Sberbank, Russia's biggest bank, dropped as much as 22 percent, and OAO Gazprom, the country's biggest company and its gas export monopoly, fell 19 percent today.

``Dealing with the crisis will remain out of the hands of the domestic authorities,'' said Ivailo Vesselinov, a senior economist at Dresdner Kleinwort in London. ``This just goes to show how fragile sentiment is.''

Russia's Micex index was down 16.7 percent at 770.21, its lowest level since October 2005, before trading was halted for the second time.

Margin Calls

Russian stocks are suffering bigger losses than other emerging markets partly because investors bought their shares with borrowed money and are now facing payment demands, or margin calls, said Aivaras Abromavicius, a fund manager at East Capital in Moscow.

``We are seeing a terrible meltdown in share prices as investors try to guess which company will be the next to have key shareholders facing margin calls,'' said Abromavicius, who helps manage $4.5 billion of assets. ``There is a higher likelihood of margin calls in Russia than anywhere else. For anyone who has pledged shares in exchange for a loan, there is concern that the bank could take possession and dump them on the market.''

The ruble fell for an eighth day to its weakest level in 18 months against the dollar at 26.2043.

`Vulnerable'

Russia's economy is ``vulnerable'' as the credit crisis worsens, with retailers and developers the most at risk, said Andrei Sharonov, managing director at Troika Dialog, Russia's oldest investment bank.

``This problem is not only for financial institutions, but for the whole of industry, for the whole economy,'' Sharonov, a former deputy economy minister, said in a Bloomberg Television interview in Moscow today. ``Many companies feel these problems with debt financing.''

Stocks tumbled in Europe and Asia and U.S. index futures dropped, while Treasuries advanced.

The extra yield investors demand to own developing-nation bonds instead of U.S. Treasuries widened 20 basis points to 4.58 percentage points, a four-year high, according to JPMorgan Chase & Co.'s EMBI+ Index.

Crude oil dropped below $90 a barrel in New York for the first time since February on concern that slowing global economic growth will reduce demand for fuel.

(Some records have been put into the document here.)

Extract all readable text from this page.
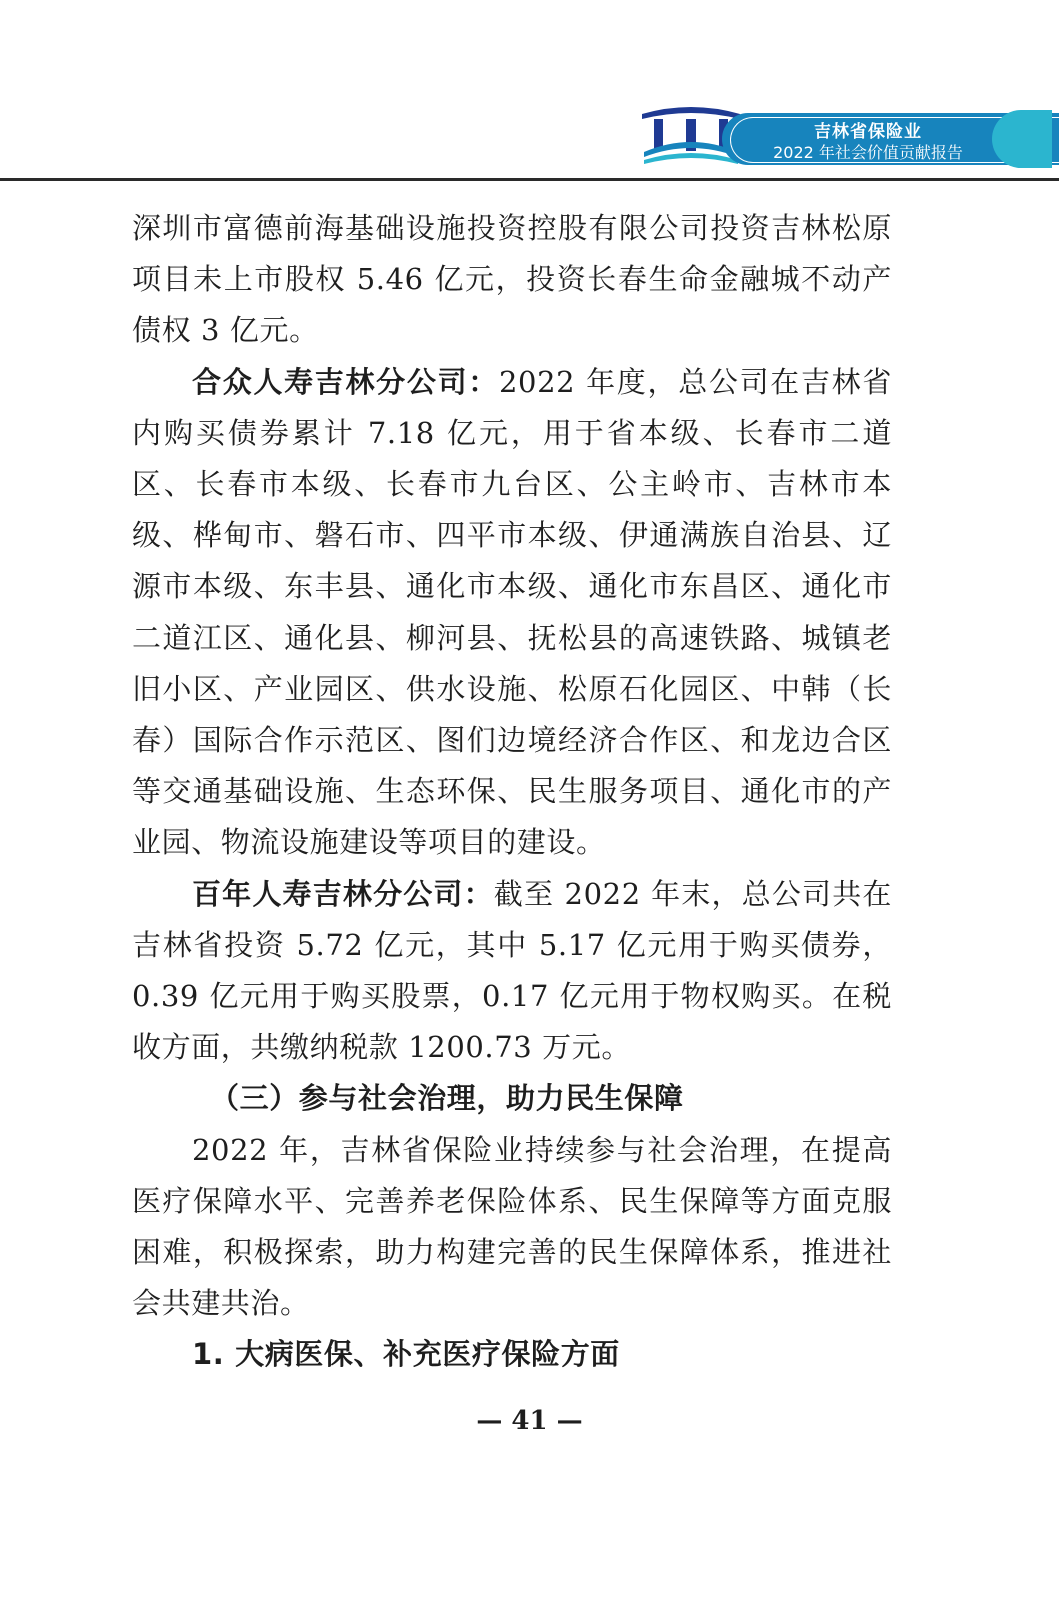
吉林省保险业
2022 年社会价值贡献报告

深圳市富德前海基础设施投资控股有限公司投资吉林松原项目未上市股权 5.46 亿元，投资长春生命金融城不动产债权 3 亿元。

合众人寿吉林分公司：2022 年度，总公司在吉林省内购买债券累计 7.18 亿元，用于省本级、长春市二道区、长春市本级、长春市九台区、公主岭市、吉林市本级、桦甸市、磐石市、四平市本级、伊通满族自治县、辽源市本级、东丰县、通化市本级、通化市东昌区、通化市二道江区、通化县、柳河县、抚松县的高速铁路、城镇老旧小区、产业园区、供水设施、松原石化园区、中韩（长春）国际合作示范区、图们边境经济合作区、和龙边合区等交通基础设施、生态环保、民生服务项目、通化市的产业园、物流设施建设等项目的建设。

百年人寿吉林分公司：截至 2022 年末，总公司共在吉林省投资 5.72 亿元，其中 5.17 亿元用于购买债券，0.39 亿元用于购买股票，0.17 亿元用于物权购买。在税收方面，共缴纳税款 1200.73 万元。

（三）参与社会治理，助力民生保障

2022 年，吉林省保险业持续参与社会治理，在提高医疗保障水平、完善养老保险体系、民生保障等方面克服困难，积极探索，助力构建完善的民生保障体系，推进社会共建共治。

1. 大病医保、补充医疗保险方面

— 41 —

Saudi Arabia's Tadawul All Share Index, which was closed since Sept. 28, fell the most in at least 14 years, losing 9.8 percent. Indonesia's Jakarta Composite Index dropped 10 percent to 1,648.74, the biggest loss since the 2002 terrorist attack, on the first day of trading after a four-day holiday.

China, India

China's benchmark CSI 300 Index slid 5.1 percent, its biggest one-day decline since August, after resuming trading today after a week-long holiday. The index has lost 60 percent this year, the world's second-worst performer, on concern the global credit crisis and the Chinese government's measures to tame inflation will slow economic growth.

The Bombay Stock Exchange's Sensitive Index, or Sensex, fell 5.8 percent to 11,801.70, its lowest since September 2006. ICICI Bank Ltd., India's second-biggest lender, fell 2.4 percent and Bank of China Ltd., the country's oldest financial institution, dropped 4.9 percent.

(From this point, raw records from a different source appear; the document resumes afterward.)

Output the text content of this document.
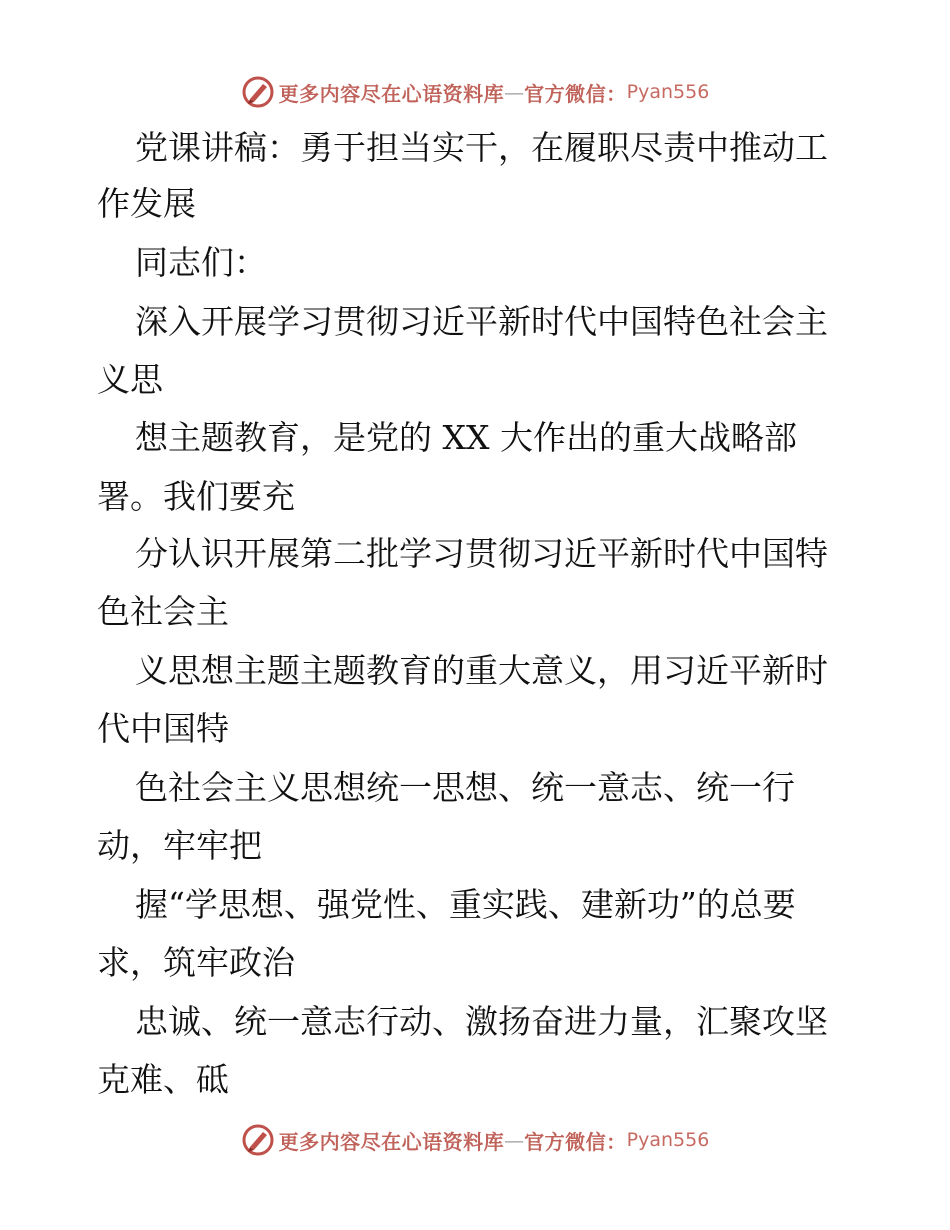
更多内容尽在心语资料库 — 官方微信： Pyan556
党课讲稿：勇于担当实干，在履职尽责中推动工
作发展
同志们：
深入开展学习贯彻习近平新时代中国特色社会主
义思
想主题教育，是党的 XX 大作出的重大战略部
署。我们要充
分认识开展第二批学习贯彻习近平新时代中国特
色社会主
义思想主题主题教育的重大意义，用习近平新时
代中国特
色社会主义思想统一思想、统一意志、统一行
动，牢牢把
握“学思想、强党性、重实践、建新功”的总要
求，筑牢政治
忠诚、统一意志行动、激扬奋进力量，汇聚攻坚
克难、砥
更多内容尽在心语资料库 — 官方微信： Pyan556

``In this environment, no one wants to buy because things are spiraling downward globally,'' said Ronald Smith, chief strategist at Alfa Bank in Moscow.

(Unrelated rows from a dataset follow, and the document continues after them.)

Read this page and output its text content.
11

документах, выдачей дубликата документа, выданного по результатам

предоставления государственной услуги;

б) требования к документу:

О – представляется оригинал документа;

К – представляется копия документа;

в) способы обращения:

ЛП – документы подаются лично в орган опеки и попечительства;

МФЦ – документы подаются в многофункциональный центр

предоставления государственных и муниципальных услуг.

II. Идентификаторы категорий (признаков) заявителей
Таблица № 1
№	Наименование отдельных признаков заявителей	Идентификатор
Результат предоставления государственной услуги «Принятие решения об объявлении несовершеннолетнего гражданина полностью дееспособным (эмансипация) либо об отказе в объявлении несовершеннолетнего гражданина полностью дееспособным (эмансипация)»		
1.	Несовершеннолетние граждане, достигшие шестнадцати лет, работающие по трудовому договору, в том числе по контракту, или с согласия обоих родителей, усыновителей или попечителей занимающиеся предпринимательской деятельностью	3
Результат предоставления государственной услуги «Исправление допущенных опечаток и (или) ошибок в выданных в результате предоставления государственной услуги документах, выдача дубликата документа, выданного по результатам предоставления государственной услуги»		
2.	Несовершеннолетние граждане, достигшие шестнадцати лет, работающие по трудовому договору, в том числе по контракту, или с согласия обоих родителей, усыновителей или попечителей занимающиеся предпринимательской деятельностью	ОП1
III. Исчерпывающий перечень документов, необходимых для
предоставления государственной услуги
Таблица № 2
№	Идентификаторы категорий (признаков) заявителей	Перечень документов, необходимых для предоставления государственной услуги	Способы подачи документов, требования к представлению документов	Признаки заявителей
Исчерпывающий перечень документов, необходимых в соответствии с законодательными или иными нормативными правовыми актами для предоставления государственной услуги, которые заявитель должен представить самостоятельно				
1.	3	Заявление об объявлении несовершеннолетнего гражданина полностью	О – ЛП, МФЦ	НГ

Turkey's benchmark index fell 7.9 percent, its biggest decline since May 2006.

Default Swaps

The cost of protecting bonds sold by Russia's government jumped the most in three weeks, rising 26 basis points to 290, according to CMA Datavision in London. Credit default swaps on Ukrainian government debt soared 57 basis points to 900, the highest among Europe's emerging markets, CMA prices show.

Credit-default swaps on Turkey rose 42 basis points to 354, Indonesia surged 78 basis points to 512 and South Korea rose 37 to 266, CMA prices show.

Credit-default swaps are financial instruments based on bonds and loans that are used to speculate on a company's ability to repay debt. They pay the buyer face value in exchange for the underlying securities or the cash equivalent should a borrower fail to adhere to its debt agreements. An increase indicates a deterioration in the perception of credit quality.

A basis point on a credit-default swap contract protecting $10 million of debt from default for five years is equivalent to $1,000 a year.